What would be cool, though, is if there would be an Ecto<->Mnesia adapter at some point, because being completely independent from external services remains very compelling.
Looks like someone already started writing an adapter but it’s not ready for production yet: GitHub - webengineer-max/mnesia_ecto: Ecto adapter for Mnesia · GitHub.
I can wholeheartedly recommend trying to write your own adapter as a weekend project or something - I learned a lot about Ecto’s internals (and appreciated it’s design) by doing so.
Shameless plug: you can look at my experiments at github_ecto or ets_ecto. A bare minimum adapter that does something could be this: lib/ets_ecto.ex (from an early commit in that project)
cmkarlsson
Yes, one of the downsides:)
- You need to manually handle split-brain situations. There are a few well known tricks to do this with various trade-offs but at then end your application will have to handle it and decide what to do.
- You need to keep all your data in memory. Well, you could use dets but then you have a 2GB restriction on table-size. Also there are new backends for mnesia which may solve this (level db)
- You can use fragmented tables to handle above but your application must set this up and handle the fragments.
- It is prone to get overloaded and handling it in distributed settings is harder than you think.
- Slow start-up times (depending on order nodes are started mnesia may decide to copy entire tables to different nodes, this slows down startup time significantly)
- Upgrading table definitions may be hard in a distributed setting and without stopping access to the database.
All this said. Mnesia is a very battle-tested database, it is just that it requires a fair bit of skill to operate and that you know its limitation. There are some pretty big shops running mnesia as a major part of their infrastructure (Whatsapp, Klarna).
Why would you want to use mnesia?:
- You can’t get a faster database for reads as it runs in the same memory space as your erlang application. Anything else handles reads under 40 micro-seconds?
- No impedance mismatch between erlang code and the database. You read terms straight of memory so no serialization layers and no database traffic
- It has transactions. They are of course more limited than a proper database but not many other NoSQL databases have such good history
- Distribution.

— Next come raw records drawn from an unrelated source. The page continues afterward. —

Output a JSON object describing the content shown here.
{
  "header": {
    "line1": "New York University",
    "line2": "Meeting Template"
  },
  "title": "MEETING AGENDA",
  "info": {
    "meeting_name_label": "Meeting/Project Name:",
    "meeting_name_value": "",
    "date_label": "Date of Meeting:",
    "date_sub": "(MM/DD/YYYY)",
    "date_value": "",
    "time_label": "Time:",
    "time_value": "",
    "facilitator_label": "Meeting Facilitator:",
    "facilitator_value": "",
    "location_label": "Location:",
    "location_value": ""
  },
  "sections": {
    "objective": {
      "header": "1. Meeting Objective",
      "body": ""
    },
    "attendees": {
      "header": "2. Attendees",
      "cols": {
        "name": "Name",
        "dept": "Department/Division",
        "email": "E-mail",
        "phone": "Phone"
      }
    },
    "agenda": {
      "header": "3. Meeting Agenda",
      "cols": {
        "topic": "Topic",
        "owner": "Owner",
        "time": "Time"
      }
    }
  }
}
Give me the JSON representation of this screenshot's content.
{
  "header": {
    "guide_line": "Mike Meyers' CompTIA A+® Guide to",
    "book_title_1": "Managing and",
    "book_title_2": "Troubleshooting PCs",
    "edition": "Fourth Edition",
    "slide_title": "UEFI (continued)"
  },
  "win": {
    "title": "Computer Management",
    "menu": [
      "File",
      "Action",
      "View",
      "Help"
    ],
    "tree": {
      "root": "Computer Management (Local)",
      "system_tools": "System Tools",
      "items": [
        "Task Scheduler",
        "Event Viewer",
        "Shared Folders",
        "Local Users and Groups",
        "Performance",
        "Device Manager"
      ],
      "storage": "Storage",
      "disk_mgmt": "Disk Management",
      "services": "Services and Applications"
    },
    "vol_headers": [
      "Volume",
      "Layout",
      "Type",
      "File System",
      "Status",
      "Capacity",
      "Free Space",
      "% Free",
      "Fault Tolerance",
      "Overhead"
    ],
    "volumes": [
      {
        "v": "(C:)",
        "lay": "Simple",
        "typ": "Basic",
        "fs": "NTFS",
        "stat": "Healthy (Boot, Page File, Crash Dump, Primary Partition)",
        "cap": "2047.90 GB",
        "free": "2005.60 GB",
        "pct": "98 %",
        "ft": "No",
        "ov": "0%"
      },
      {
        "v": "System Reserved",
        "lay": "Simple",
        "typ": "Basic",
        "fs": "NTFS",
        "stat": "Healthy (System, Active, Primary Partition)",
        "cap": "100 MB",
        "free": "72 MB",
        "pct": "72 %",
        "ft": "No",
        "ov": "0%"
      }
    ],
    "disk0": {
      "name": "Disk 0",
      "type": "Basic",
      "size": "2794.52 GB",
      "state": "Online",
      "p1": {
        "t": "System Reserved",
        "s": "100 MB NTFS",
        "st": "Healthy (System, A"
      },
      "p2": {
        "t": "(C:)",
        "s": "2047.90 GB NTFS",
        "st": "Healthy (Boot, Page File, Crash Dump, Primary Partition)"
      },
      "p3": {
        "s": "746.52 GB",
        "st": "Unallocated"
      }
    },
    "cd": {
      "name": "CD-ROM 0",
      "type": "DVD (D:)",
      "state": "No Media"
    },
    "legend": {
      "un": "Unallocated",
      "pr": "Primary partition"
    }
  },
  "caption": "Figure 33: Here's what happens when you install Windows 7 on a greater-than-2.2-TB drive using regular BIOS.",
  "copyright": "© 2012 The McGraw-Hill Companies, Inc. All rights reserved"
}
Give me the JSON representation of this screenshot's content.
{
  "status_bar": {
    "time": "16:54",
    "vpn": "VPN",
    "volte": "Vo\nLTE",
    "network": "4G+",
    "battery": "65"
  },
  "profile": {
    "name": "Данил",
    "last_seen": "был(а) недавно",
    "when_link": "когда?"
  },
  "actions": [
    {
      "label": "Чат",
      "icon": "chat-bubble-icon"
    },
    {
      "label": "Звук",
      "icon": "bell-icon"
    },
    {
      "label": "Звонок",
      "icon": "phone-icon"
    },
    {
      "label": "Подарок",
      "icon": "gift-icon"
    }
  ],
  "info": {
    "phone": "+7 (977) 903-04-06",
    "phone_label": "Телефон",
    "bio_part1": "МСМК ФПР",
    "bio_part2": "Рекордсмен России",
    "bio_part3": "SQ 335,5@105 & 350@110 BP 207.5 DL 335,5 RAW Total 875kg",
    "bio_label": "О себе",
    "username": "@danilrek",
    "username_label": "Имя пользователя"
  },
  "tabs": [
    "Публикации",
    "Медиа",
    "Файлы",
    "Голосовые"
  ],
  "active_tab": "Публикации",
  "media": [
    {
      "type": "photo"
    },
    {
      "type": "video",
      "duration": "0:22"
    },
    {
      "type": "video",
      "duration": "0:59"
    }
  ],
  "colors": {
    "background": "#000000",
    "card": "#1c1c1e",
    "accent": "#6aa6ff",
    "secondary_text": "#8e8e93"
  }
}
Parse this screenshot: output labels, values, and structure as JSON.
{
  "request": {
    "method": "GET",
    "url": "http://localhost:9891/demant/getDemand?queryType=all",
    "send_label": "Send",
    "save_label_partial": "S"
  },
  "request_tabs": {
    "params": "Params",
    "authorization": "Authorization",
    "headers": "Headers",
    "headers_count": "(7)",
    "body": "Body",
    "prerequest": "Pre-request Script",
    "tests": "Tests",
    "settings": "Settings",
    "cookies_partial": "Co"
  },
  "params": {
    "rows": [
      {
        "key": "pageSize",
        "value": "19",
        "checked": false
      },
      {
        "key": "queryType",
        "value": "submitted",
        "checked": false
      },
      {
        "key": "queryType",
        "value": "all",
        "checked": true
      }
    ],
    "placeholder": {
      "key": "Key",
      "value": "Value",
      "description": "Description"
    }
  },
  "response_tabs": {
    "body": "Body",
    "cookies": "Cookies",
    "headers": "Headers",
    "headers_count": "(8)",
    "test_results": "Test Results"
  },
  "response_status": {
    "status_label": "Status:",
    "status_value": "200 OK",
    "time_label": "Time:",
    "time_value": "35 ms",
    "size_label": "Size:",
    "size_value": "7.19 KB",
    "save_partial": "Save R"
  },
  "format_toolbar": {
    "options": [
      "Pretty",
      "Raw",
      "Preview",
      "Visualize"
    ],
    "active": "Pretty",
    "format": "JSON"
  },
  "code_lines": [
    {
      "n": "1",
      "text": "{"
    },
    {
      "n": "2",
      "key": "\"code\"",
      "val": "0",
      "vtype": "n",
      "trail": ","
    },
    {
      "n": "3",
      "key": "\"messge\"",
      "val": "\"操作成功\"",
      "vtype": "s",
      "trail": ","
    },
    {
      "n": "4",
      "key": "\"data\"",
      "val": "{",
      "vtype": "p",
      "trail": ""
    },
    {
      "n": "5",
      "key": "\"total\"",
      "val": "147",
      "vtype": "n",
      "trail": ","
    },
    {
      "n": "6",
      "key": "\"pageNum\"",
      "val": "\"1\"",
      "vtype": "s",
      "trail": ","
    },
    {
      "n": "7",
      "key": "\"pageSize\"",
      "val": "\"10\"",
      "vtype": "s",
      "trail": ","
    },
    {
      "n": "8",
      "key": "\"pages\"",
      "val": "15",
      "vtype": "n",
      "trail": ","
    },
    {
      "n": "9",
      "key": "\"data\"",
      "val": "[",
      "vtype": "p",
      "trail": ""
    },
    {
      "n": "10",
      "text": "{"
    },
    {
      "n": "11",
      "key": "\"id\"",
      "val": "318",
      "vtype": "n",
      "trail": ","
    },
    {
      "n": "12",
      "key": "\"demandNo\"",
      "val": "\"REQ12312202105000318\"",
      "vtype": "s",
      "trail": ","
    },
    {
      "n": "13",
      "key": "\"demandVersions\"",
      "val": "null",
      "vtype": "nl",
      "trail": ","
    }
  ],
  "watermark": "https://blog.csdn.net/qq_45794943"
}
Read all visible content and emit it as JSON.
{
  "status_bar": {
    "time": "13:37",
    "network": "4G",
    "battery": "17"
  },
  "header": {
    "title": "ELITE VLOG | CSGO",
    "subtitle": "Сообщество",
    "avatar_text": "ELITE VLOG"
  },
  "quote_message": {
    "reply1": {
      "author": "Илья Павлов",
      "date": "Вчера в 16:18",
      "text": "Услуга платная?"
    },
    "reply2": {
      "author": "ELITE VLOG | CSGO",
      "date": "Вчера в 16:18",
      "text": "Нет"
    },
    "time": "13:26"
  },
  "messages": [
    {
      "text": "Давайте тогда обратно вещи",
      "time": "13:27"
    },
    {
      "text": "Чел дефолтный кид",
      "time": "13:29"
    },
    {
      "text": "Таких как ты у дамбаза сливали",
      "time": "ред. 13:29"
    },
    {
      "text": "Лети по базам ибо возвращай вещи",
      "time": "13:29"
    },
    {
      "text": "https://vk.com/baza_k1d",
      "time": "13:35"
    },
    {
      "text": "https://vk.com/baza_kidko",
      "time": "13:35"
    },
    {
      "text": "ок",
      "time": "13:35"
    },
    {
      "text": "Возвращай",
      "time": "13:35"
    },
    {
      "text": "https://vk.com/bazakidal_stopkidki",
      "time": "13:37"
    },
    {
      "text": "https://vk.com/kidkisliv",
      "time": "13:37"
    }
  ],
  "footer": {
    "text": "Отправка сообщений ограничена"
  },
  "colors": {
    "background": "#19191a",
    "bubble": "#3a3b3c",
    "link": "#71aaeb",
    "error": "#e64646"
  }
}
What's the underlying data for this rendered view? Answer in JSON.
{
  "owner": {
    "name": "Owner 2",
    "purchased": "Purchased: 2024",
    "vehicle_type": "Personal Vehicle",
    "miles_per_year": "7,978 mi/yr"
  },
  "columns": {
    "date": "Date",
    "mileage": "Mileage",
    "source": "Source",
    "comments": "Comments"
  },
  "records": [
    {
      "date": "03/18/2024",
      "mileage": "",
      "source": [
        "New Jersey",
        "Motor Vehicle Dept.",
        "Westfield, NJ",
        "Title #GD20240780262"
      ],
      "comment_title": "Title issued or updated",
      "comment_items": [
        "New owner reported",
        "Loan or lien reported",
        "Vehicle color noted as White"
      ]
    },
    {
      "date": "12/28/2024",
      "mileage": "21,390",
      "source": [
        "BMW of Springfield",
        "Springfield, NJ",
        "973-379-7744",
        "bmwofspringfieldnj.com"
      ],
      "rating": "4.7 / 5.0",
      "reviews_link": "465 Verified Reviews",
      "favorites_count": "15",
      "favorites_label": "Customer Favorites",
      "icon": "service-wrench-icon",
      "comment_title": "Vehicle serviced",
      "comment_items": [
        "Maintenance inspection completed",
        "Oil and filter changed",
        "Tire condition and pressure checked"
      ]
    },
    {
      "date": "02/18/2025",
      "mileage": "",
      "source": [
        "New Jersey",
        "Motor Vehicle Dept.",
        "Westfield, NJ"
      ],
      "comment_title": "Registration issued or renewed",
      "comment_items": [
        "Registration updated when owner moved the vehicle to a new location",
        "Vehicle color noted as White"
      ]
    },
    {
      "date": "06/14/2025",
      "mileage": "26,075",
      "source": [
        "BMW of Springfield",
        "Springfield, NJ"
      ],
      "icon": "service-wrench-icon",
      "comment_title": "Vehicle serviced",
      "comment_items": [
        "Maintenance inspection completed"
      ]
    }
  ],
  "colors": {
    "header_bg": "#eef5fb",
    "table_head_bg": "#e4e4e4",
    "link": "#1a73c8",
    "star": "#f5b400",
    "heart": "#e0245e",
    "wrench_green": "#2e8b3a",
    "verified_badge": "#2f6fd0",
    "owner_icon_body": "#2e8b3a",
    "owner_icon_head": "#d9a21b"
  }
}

Have its own problems of course but it is a distributed database

Mnesia isn’t a replacement for postgresql though, It is not an RDMS and as with any other NoSQL database you must have a use case where it fits.
OvermindDL1
Just to put my bit in:
I use PostgreSQL for anything and everything that needs to persist.
If postgresql is slow on certain queries that I cannot really make better than I either make a materialized view inside postgresql that updates on occasion, or if I do a ton of tiny little queries per transaction that all are the same (like getting permissions across connections, websockets, etc…) then I use CacheX (with a fallback in it set to querying the database) as it has auto-timeout and removal, janitor process, and far far more, including transactions and shared retrievals (it is built on ETS of course).